Compute this sum: $\sum_{k=0}^{n} k \binom{n}{k}$?

Question

Compute this sum:

$$\sum_{k=0}^{n} k \binom{n}{k}.$$

I tried but I got stuck.

Answer 1

$$\large S=\sum_{k=0}^{n} k \binom{n}{k}$$ $$\large S=0\binom{n}{0}+1\binom{n}{1}+2\binom{n}{2}+..+(n-1)\binom{n}{n-1}+n\binom{n}{n}$$

$$\large S=n\binom{n}{n}+(n-1)\binom{n}{n-1}+(n-2)\binom{n}{n-2}+..+1\binom{n}{1}+0\binom{n}{0}$$ Adding the above equations, $$\large 2S=n(\binom{n}{0}+\binom{n}{1}+\binom{n}{2}+..+\binom{n}{n-1}+\binom{n}{n})$$ $$\large 2S=n2^n$$ $$\large S=n2^{n-1}$$

Answer 2

Here's alternative way to get the result. The first thing to note is that $$\sum_{k=0}^nk\binom{n}{k}=\sum_{k=0}^nk\cdot\frac{n!}{(n-k)!k!}=\sum_{k=1}^nk\cdot\frac{n!}{(n-k)!k!},$$ because the term with $k=0$ is equal to $0$. Next, cancelling the factor $k$ we find that $$\sum_{k=1}^nk\cdot\frac{n!}{(n-k)!k!}=\sum_{k=1}^n\frac{n!}{(n-k)!(k-1)!}=\sum_{k=1}^nn\cdot\frac{(n-1)!}{(n-k)!(k-1)!}.$$ This can be further simplified by taking the factor $n$ out, and setting $j:=k-1$ to get $$\sum_{k=1}^nn\cdot\frac{(n-1)!}{(n-k)!(k-1)!}=n\cdot\sum_{k=1}^n\frac{(n-1)!}{(n-k)!(k-1)!}=n\cdot\sum_{j=0}^{n-1}\frac{(n-1)!}{(n-1-j)!j!}.$$ We can now finish by noting that the terms of this last sum are again binomial coefficients: $$n\cdot\sum_{j=0}^{n-1}\frac{(n-1)!}{(n-1-j)!j!}=n\cdot\sum_{j=0}^{n-1}\binom{n-1}{j}=n\cdot2^{n-1}.$$

Answer 3

A more intuitive way of thinking about this is to ask, "Given n people, how many possible 'teams' of people are there, given that each team has a leader?".

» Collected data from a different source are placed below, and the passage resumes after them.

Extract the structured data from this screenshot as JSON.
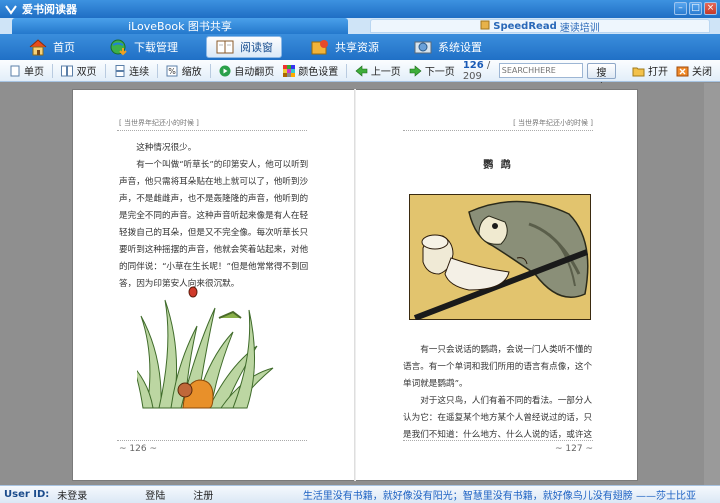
{
  "window": {
    "title": "爱书阅读器"
  },
  "tabs": [
    {
      "label": "iLoveBook 图书共享"
    },
    {
      "prefix": "SpeedRead",
      "label": "速读培训"
    }
  ],
  "nav": [
    {
      "label": "首页"
    },
    {
      "label": "下载管理"
    },
    {
      "label": "阅读窗"
    },
    {
      "label": "共享资源"
    },
    {
      "label": "系统设置"
    }
  ],
  "toolbar": {
    "single": "单页",
    "double": "双页",
    "continuous": "连续",
    "zoom": "缩放",
    "autoflip": "自动翻页",
    "color": "颜色设置",
    "prev": "上一页",
    "next": "下一页",
    "page_current": "126",
    "page_total": "/ 209",
    "search_placeholder": "SEARCHHERE",
    "search": "搜索",
    "open": "打开",
    "close": "关闭"
  },
  "book": {
    "running_head": "[ 当世界年纪还小的时候 ]",
    "left": {
      "paragraphs": [
        "这种情况很少。",
        "有一个叫做“听草长”的印第安人，他可以听到声音，他只需将耳朵贴在地上就可以了，他听到沙声，不是雌雌声，也不是轰隆隆的声音，他听到的是完全不同的声音。这种声音听起来像是有人在轻轻拨自己的耳朵，但是又不完全像。每次听草长只要听到这种摇摆的声音，他就会笑着站起来，对他的同伴说：“小草在生长呢！”但是他常常得不到回答，因为印第安人向来很沉默。"
      ],
      "folio": "~ 126 ~"
    },
    "right": {
      "chapter_title": "鹦 鹉",
      "paragraphs": [
        "有一只会说话的鹦鹉，会说一门人类听不懂的语言。有一个单词和我们所用的语言有点像，这个单词就是鹦鹉”。",
        "对于这只鸟，人们有着不同的看法。一部分人认为它：在遥复某个地方某个人曾经说过的话，只是我们不知道：什么地方、什么人说的话，或许这"
      ],
      "folio": "~ 127 ~"
    }
  },
  "status": {
    "user_label": "User ID:",
    "user_value": "未登录",
    "login": "登陆",
    "register": "注册",
    "quote": "生活里没有书籍，就好像没有阳光；智慧里没有书籍，就好像鸟儿没有翅膀 ——莎士比亚"
  },
  "colors": {
    "accent": "#2070c6",
    "link": "#1e62c3"
  }
}
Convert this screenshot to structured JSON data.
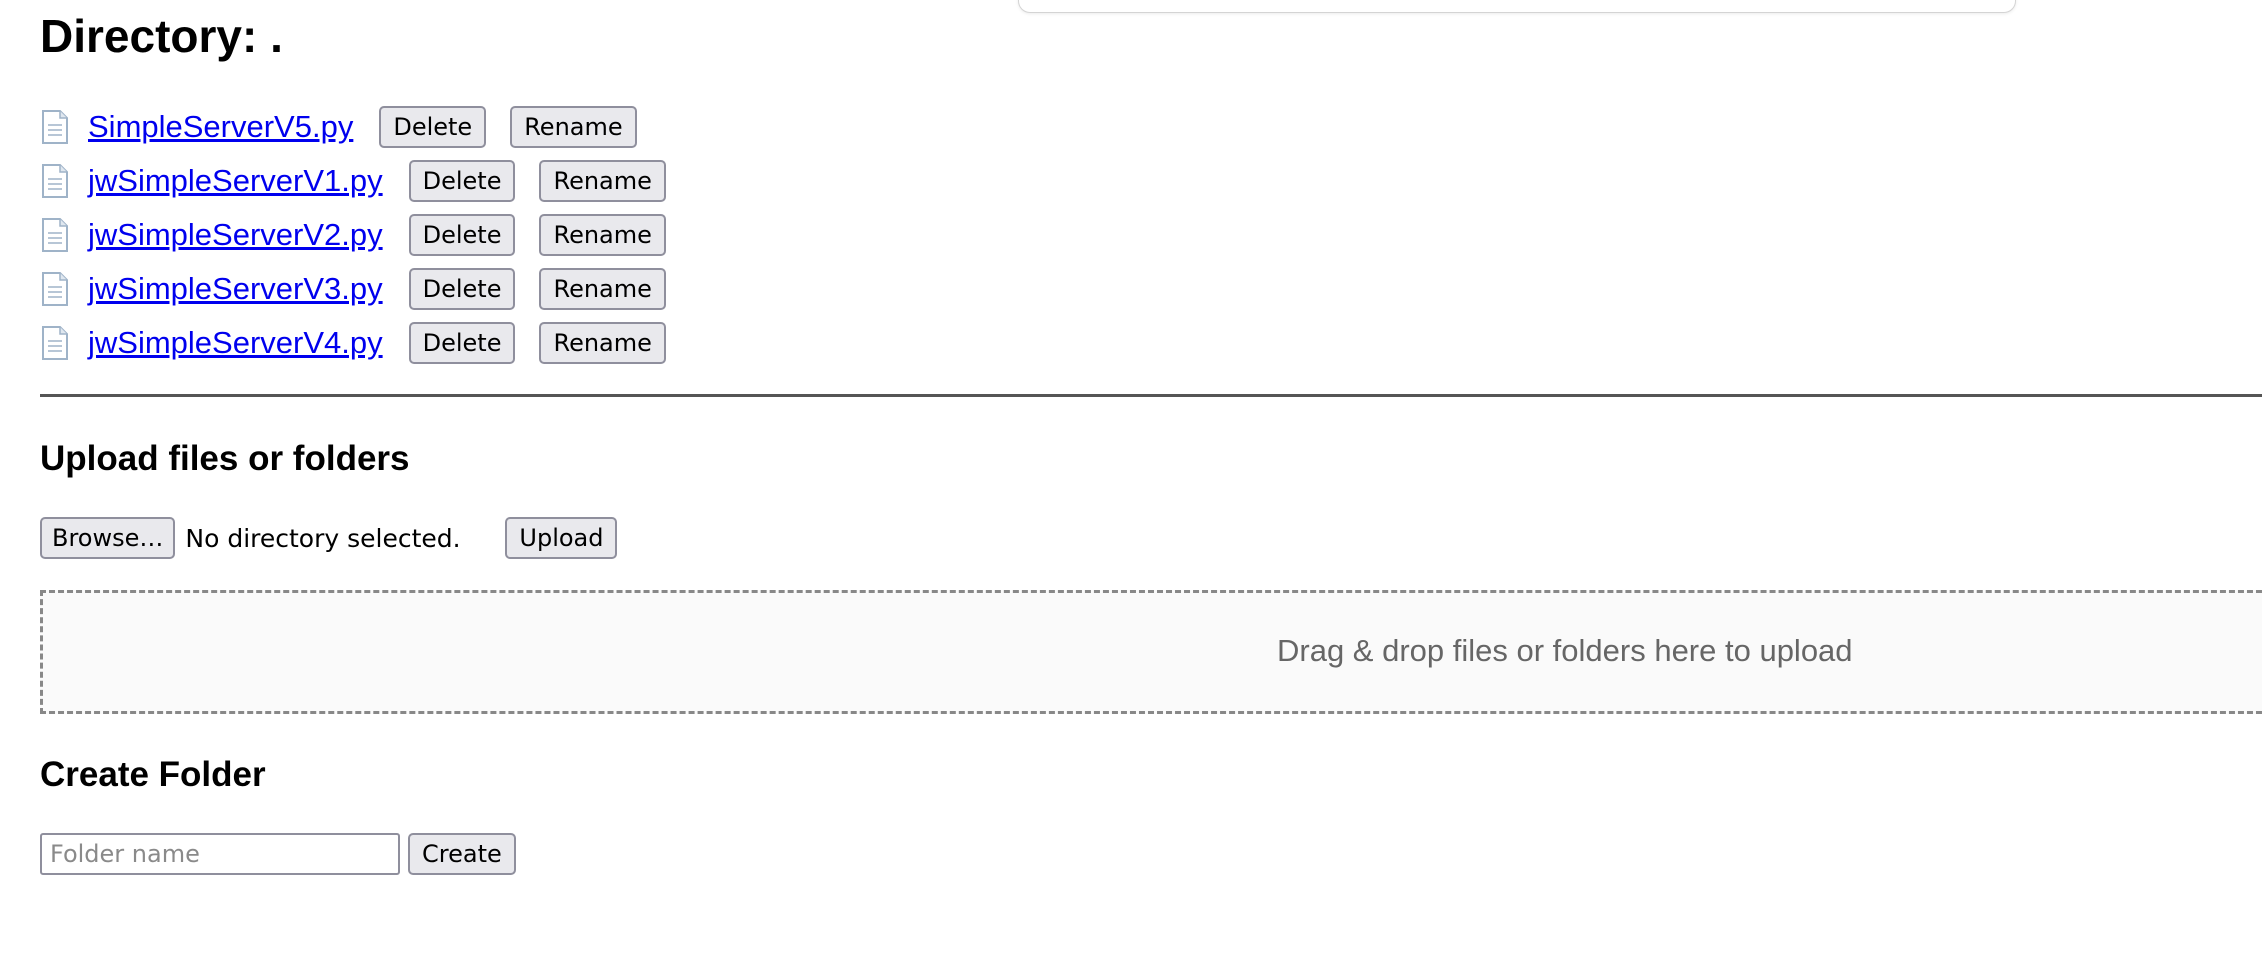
{
  "page": {
    "heading": "Directory: ."
  },
  "files": [
    {
      "name": "SimpleServerV5.py",
      "delete_label": "Delete",
      "rename_label": "Rename"
    },
    {
      "name": "jwSimpleServerV1.py",
      "delete_label": "Delete",
      "rename_label": "Rename"
    },
    {
      "name": "jwSimpleServerV2.py",
      "delete_label": "Delete",
      "rename_label": "Rename"
    },
    {
      "name": "jwSimpleServerV3.py",
      "delete_label": "Delete",
      "rename_label": "Rename"
    },
    {
      "name": "jwSimpleServerV4.py",
      "delete_label": "Delete",
      "rename_label": "Rename"
    }
  ],
  "upload": {
    "title": "Upload files or folders",
    "browse_label": "Browse…",
    "status": "No directory selected.",
    "upload_label": "Upload",
    "dropzone_text": "Drag & drop files or folders here to upload"
  },
  "create_folder": {
    "title": "Create Folder",
    "placeholder": "Folder name",
    "value": "",
    "create_label": "Create"
  },
  "icons": {
    "file": "file-icon"
  },
  "colors": {
    "link": "#0000ee",
    "button_bg": "#e9e9ed",
    "button_border": "#8f8f9d",
    "dropzone_border": "#888888",
    "dropzone_text": "#666666"
  }
}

So on one hand, if a team has $k$ people in it, then there are ${n}\choose{k}$ ways to pick those $k$ people, and any of those $k$ people can be leader, so there are $k {{n}\choose{k}}$ possibilities for a team with k people with a leader. Summing up over $k$, this means there are $$\sum_{k=0}^{n} k {{n}\choose{k}}$$ ways of picking a team with a leader from $n$ people.

On the other hand, there are $n$ people. Pick one of them to be a leader ($n$ possibilities) and then of the other $n-1$ people, they're either in the team or they're not, so that gives us $2^{n-1}$ ways of picking them. Multiplying, this gives us $$n 2^{n-1}$$.

As these expressions represent the same quantity, they are equal.

Answer 4

Hint. Let $X\sim \text{Bin}(n,p)$. Then it is known that $$\Bbb EX = np$$ But of course, $\Bbb EX = \sum_{k=0}^n k \Bbb P(X=k) = \sum_{k=0}^n k \binom{n}{k}p^k(1-p)^k$. So

$$np = \sum_{k=0}^n k \binom{n}{k}p^k(1-p)^k$$

Try finishing from here.

Answer 5

$$\sum_{k=0}^nk\binom{n}{k}=\sum_{k=1}^nk\binom{n}{k}=\sum_{k=1}^nn\binom{n-1}{k-1}=n\sum_{k=0}^{n-1}\binom{n-1}{k}=n2^{n-1}$$
Identities used:
1)$$\binom{n}{k}=\dfrac{n!}{k!(n-k)!}=\dfrac nk\dfrac{(n-1)!}{(k-1)!(n-k)!}=\dfrac nk\binom{n-1}{k-1}$$
2)$$\sum_{k=0}^n\binom nk=2^n$$ which can be proved by expanding $(1+1)^n$ with binomial theorem.